Oaxaca

Artforum Los Angeles
Raúl Guerrero at Richard Kuhlenschmidt Gallery, Los Angeles, CA / Review by Susan C. Larsen, September 1985

“There are no wildly lunging leopards, no tigers burning bright, in Raul Guerreroʼs rain forests of the imagination. He gives us tightly drawn, static relics of pre-Columbian Mexico, and dreamy, postcard images of sexual desire, but stands apart from them, as a spectator in his own narrative.” – Susan C. Larsen

Guerreroʼs images are stylized and commonplace: the ruined temples dismembered statuary, deserted city squares, exotic birds, and jungle cats are like an illustrators fantasy of ancient Mexico. Engaging in a parody of Surrealist juxtaposition, Guerrero manages to drain this rich undergrowth of its potency. His sharp-edged, impersonal way of painting suits his program very well, yielding up little, if any, emotion. American born, Guerrero lives in San Diego, near the border with Mexico, the country of his ancestors. Many have tried to renew the same fund of imagery he explores: films, adventure novels, solipsistic murals, and other channels of popular culture are rife with the derelict remains of old Mexico. Guerrero has no such goal; he shoes us how clichés falsify experience in this group of paintings, though he still pulls romantic strings along the way.
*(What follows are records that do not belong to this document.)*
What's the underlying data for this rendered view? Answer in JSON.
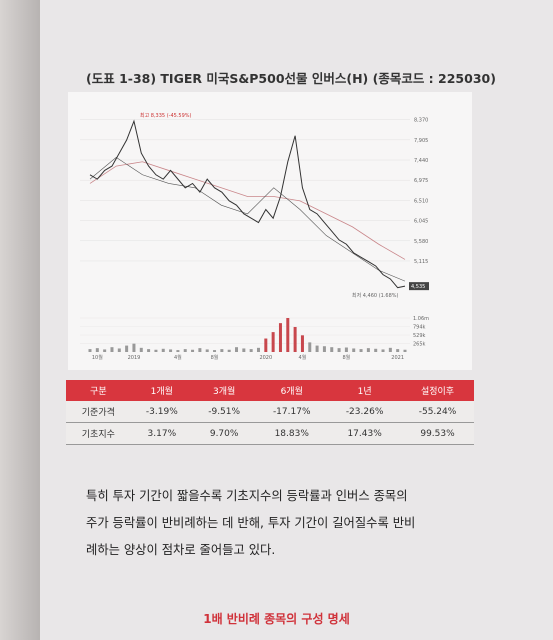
{
  "figure": {
    "title": "(도표 1-38) TIGER 미국S&P500선물 인버스(H) (종목코드 : 225030)",
    "chart": {
      "type": "line",
      "price": [
        7100,
        7000,
        7200,
        7300,
        7600,
        7900,
        8335,
        7600,
        7300,
        7100,
        7000,
        7200,
        7000,
        6800,
        6900,
        6700,
        7000,
        6800,
        6700,
        6500,
        6400,
        6200,
        6100,
        6000,
        6300,
        6100,
        6600,
        7400,
        8000,
        6800,
        6300,
        6200,
        6000,
        5800,
        5600,
        5500,
        5300,
        5200,
        5100,
        5000,
        4800,
        4700,
        4500,
        4535
      ],
      "ma_long": [
        6900,
        7300,
        7400,
        7200,
        7000,
        6800,
        6600,
        6600,
        6500,
        6200,
        5900,
        5500,
        5150
      ],
      "ma_short": [
        7000,
        7500,
        7100,
        6900,
        6800,
        6400,
        6200,
        6800,
        6300,
        5700,
        5300,
        4900,
        4650
      ],
      "ylim": [
        4400,
        8500
      ],
      "yticks": [
        {
          "value": 8370,
          "label": "8,370"
        },
        {
          "value": 7905,
          "label": "7,905"
        },
        {
          "value": 7440,
          "label": "7,440"
        },
        {
          "value": 6975,
          "label": "6,975"
        },
        {
          "value": 6510,
          "label": "6,510"
        },
        {
          "value": 6045,
          "label": "6,045"
        },
        {
          "value": 5580,
          "label": "5,580"
        },
        {
          "value": 5115,
          "label": "5,115"
        }
      ],
      "last_label": {
        "value": 4535,
        "label": "4,535"
      },
      "high_note": "최고 8,335 (-45.59%)",
      "low_note": "최저 4,460 (1.68%)",
      "volume": [
        90000,
        120000,
        80000,
        150000,
        110000,
        200000,
        260000,
        130000,
        90000,
        70000,
        100000,
        80000,
        60000,
        90000,
        70000,
        120000,
        80000,
        60000,
        90000,
        70000,
        150000,
        110000,
        90000,
        130000,
        420000,
        620000,
        900000,
        1060000,
        780000,
        520000,
        300000,
        200000,
        180000,
        150000,
        120000,
        140000,
        110000,
        90000,
        120000,
        100000,
        80000,
        130000,
        90000,
        70000
      ],
      "vlim": [
        0,
        1060000
      ],
      "vticks": [
        {
          "value": 1060000,
          "label": "1.06m"
        },
        {
          "value": 794000,
          "label": "794k"
        },
        {
          "value": 529000,
          "label": "529k"
        },
        {
          "value": 265000,
          "label": "265k"
        }
      ],
      "x_labels": [
        "10월",
        "2019",
        "4월",
        "8월",
        "2020",
        "4월",
        "8월",
        "2021"
      ],
      "x_label_index": [
        1,
        6,
        12,
        17,
        24,
        29,
        35,
        42
      ]
    },
    "price_color": "#333333",
    "ma_long_color": "#c9868a",
    "ma_short_color": "#555555"
  },
  "table": {
    "header": [
      "구분",
      "1개월",
      "3개월",
      "6개월",
      "1년",
      "설정이후"
    ],
    "rows": [
      [
        "기준가격",
        "-3.19%",
        "-9.51%",
        "-17.17%",
        "-23.26%",
        "-55.24%"
      ],
      [
        "기초지수",
        "3.17%",
        "9.70%",
        "18.83%",
        "17.43%",
        "99.53%"
      ]
    ]
  },
  "paragraph": [
    "특히 투자 기간이 짧을수록 기초지수의 등락률과 인버스 종목의",
    "주가 등락률이 반비례하는 데 반해, 투자 기간이 길어질수록 반비",
    "례하는 양상이 점차로 줄어들고 있다."
  ],
  "heading": "1배 반비례 종목의 구성 명세"
}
During the ʻ70s Guerrero used elements of native Mexican culture as building blocks for his investigations in conceptual art. He explored ancient musical instruments, masks, and rituals performances for his work in photography and video. The archaeological element in his style and subjects provided a welcome richness amid the didactic neutrality of much art of the time.
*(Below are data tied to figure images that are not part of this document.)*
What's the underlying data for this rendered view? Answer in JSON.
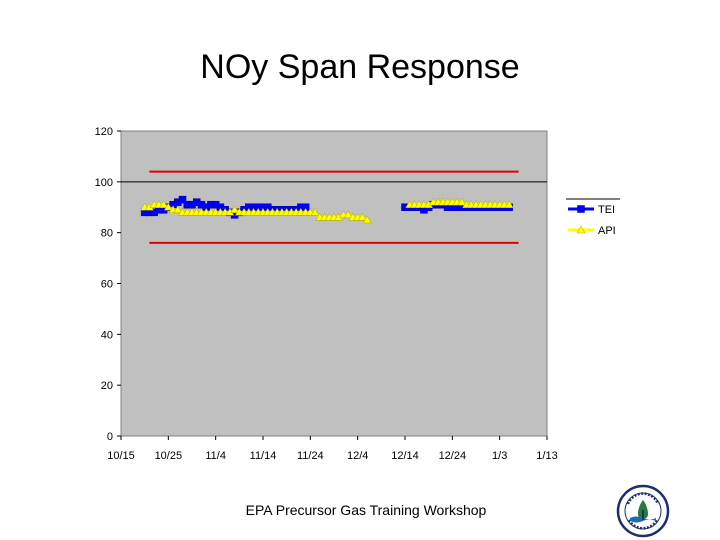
{
  "title": "NOy Span Response",
  "footer": "EPA Precursor Gas Training Workshop",
  "logo": {
    "icon": "epa-seal-icon"
  },
  "chart_data": {
    "type": "line",
    "title": "",
    "xlabel": "",
    "ylabel": "",
    "plot_background": "#c0c0c0",
    "ylim": [
      0,
      120
    ],
    "yticks": [
      0,
      20,
      40,
      60,
      80,
      100,
      120
    ],
    "xlim": [
      0,
      90
    ],
    "xticks": [
      {
        "pos": 0,
        "label": "10/15"
      },
      {
        "pos": 10,
        "label": "10/25"
      },
      {
        "pos": 20,
        "label": "11/4"
      },
      {
        "pos": 30,
        "label": "11/14"
      },
      {
        "pos": 40,
        "label": "11/24"
      },
      {
        "pos": 50,
        "label": "12/4"
      },
      {
        "pos": 60,
        "label": "12/14"
      },
      {
        "pos": 70,
        "label": "12/24"
      },
      {
        "pos": 80,
        "label": "1/3"
      },
      {
        "pos": 90,
        "label": "1/13"
      }
    ],
    "legend_position": "right",
    "reference_lines": [
      {
        "y": 100,
        "color": "#000000",
        "x": [
          0,
          90
        ]
      },
      {
        "y": 104,
        "color": "#e00000",
        "x": [
          6,
          84
        ]
      },
      {
        "y": 76,
        "color": "#e00000",
        "x": [
          6,
          84
        ]
      }
    ],
    "series": [
      {
        "name": "TEI",
        "color": "#0000ff",
        "marker": "square",
        "segments": [
          [
            [
              5,
              88
            ],
            [
              6,
              88
            ],
            [
              7,
              88
            ],
            [
              8,
              89
            ],
            [
              9,
              89
            ],
            [
              10,
              90
            ],
            [
              11,
              91
            ],
            [
              12,
              92
            ],
            [
              13,
              93
            ],
            [
              14,
              91
            ],
            [
              15,
              91
            ],
            [
              16,
              92
            ],
            [
              17,
              91
            ],
            [
              18,
              90
            ],
            [
              19,
              91
            ],
            [
              20,
              91
            ],
            [
              21,
              90
            ],
            [
              22,
              89
            ],
            [
              23,
              88
            ],
            [
              24,
              87
            ],
            [
              25,
              88
            ],
            [
              26,
              89
            ],
            [
              27,
              90
            ],
            [
              28,
              90
            ],
            [
              29,
              90
            ],
            [
              30,
              90
            ],
            [
              31,
              90
            ],
            [
              32,
              89
            ],
            [
              33,
              89
            ],
            [
              34,
              89
            ],
            [
              35,
              89
            ],
            [
              36,
              89
            ],
            [
              37,
              89
            ],
            [
              38,
              90
            ],
            [
              39,
              90
            ]
          ],
          [
            [
              60,
              90
            ],
            [
              61,
              90
            ],
            [
              62,
              90
            ],
            [
              63,
              90
            ],
            [
              64,
              89
            ],
            [
              65,
              90
            ],
            [
              66,
              91
            ],
            [
              67,
              91
            ],
            [
              68,
              91
            ],
            [
              69,
              90
            ],
            [
              70,
              90
            ],
            [
              71,
              90
            ],
            [
              72,
              90
            ],
            [
              73,
              90
            ],
            [
              74,
              90
            ],
            [
              75,
              90
            ],
            [
              76,
              90
            ],
            [
              77,
              90
            ],
            [
              78,
              90
            ],
            [
              79,
              90
            ],
            [
              80,
              90
            ],
            [
              81,
              90
            ],
            [
              82,
              90
            ]
          ]
        ]
      },
      {
        "name": "API",
        "color": "#ffff00",
        "marker": "triangle",
        "segments": [
          [
            [
              5,
              90
            ],
            [
              6,
              90
            ],
            [
              7,
              91
            ],
            [
              8,
              91
            ],
            [
              9,
              91
            ],
            [
              10,
              90
            ],
            [
              11,
              89
            ],
            [
              12,
              89
            ],
            [
              13,
              88
            ],
            [
              14,
              88
            ],
            [
              15,
              88
            ],
            [
              16,
              88
            ],
            [
              17,
              88
            ],
            [
              18,
              88
            ],
            [
              19,
              88
            ],
            [
              20,
              88
            ],
            [
              21,
              88
            ],
            [
              22,
              88
            ],
            [
              23,
              88
            ],
            [
              24,
              89
            ],
            [
              25,
              88
            ],
            [
              26,
              88
            ],
            [
              27,
              88
            ],
            [
              28,
              88
            ],
            [
              29,
              88
            ],
            [
              30,
              88
            ],
            [
              31,
              88
            ],
            [
              32,
              88
            ],
            [
              33,
              88
            ],
            [
              34,
              88
            ],
            [
              35,
              88
            ],
            [
              36,
              88
            ],
            [
              37,
              88
            ],
            [
              38,
              88
            ],
            [
              39,
              88
            ],
            [
              40,
              88
            ],
            [
              41,
              88
            ],
            [
              42,
              86
            ],
            [
              43,
              86
            ],
            [
              44,
              86
            ],
            [
              45,
              86
            ],
            [
              46,
              86
            ],
            [
              47,
              87
            ],
            [
              48,
              87
            ],
            [
              49,
              86
            ],
            [
              50,
              86
            ],
            [
              51,
              86
            ],
            [
              52,
              85
            ]
          ],
          [
            [
              61,
              91
            ],
            [
              62,
              91
            ],
            [
              63,
              91
            ],
            [
              64,
              91
            ],
            [
              65,
              91
            ],
            [
              66,
              92
            ],
            [
              67,
              92
            ],
            [
              68,
              92
            ],
            [
              69,
              92
            ],
            [
              70,
              92
            ],
            [
              71,
              92
            ],
            [
              72,
              92
            ],
            [
              73,
              91
            ],
            [
              74,
              91
            ],
            [
              75,
              91
            ],
            [
              76,
              91
            ],
            [
              77,
              91
            ],
            [
              78,
              91
            ],
            [
              79,
              91
            ],
            [
              80,
              91
            ],
            [
              81,
              91
            ],
            [
              82,
              91
            ]
          ]
        ]
      }
    ]
  }
}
The enterprise of the painter, however, is more declarative than analytic, even if analysis is its primary subject. In these paintings Guerrero functions as a conceptual artist, opening up a broad cultural and emotional landscape and then abruptly closing the door. His tight draftsmanship, featureless pigment, and smoothed contours are studied to the point of lifelessness. This contrasts sharply, however, with a group of his black-and-white ink sketches in an adjacent room, which reveal a rich, warm, bravura performance lavished – perhaps wasted – upon simple genre scenes of barnyard chickens and plants.
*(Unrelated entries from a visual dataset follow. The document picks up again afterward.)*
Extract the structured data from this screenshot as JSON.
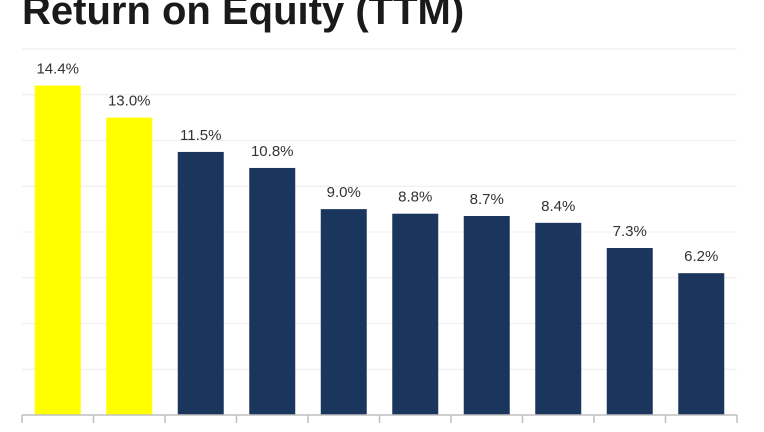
{
  "chart_data": {
    "type": "bar",
    "title": "Return on Equity (TTM)",
    "categories": [
      null,
      null,
      null,
      null,
      null,
      null,
      null,
      null,
      null,
      null
    ],
    "values": [
      14.4,
      13.0,
      11.5,
      10.8,
      9.0,
      8.8,
      8.7,
      8.4,
      7.3,
      6.2
    ],
    "value_labels": [
      "14.4%",
      "13.0%",
      "11.5%",
      "10.8%",
      "9.0%",
      "8.8%",
      "8.7%",
      "8.4%",
      "7.3%",
      "6.2%"
    ],
    "colors": [
      "#ffff00",
      "#ffff00",
      "#1b365d",
      "#1b365d",
      "#1b365d",
      "#1b365d",
      "#1b365d",
      "#1b365d",
      "#1b365d",
      "#1b365d"
    ],
    "ylim": [
      0,
      16
    ],
    "yticks": [
      0,
      2,
      4,
      6,
      8,
      10,
      12,
      14,
      16
    ],
    "grid": true
  }
}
Passion does not need expressionist form to be legitimate, as Magritte demonstrated so potently. Passion does need sustained focus, even obsession; the light in the eye of the lover is required, not the cool, impartial gaze of the clinician. If Guerreroʼs purpose is to undermine the Surrealist concept of the marvelous, using the myths of Latin America, he has succeeded; but to what end, and at what cost to the life of his own art?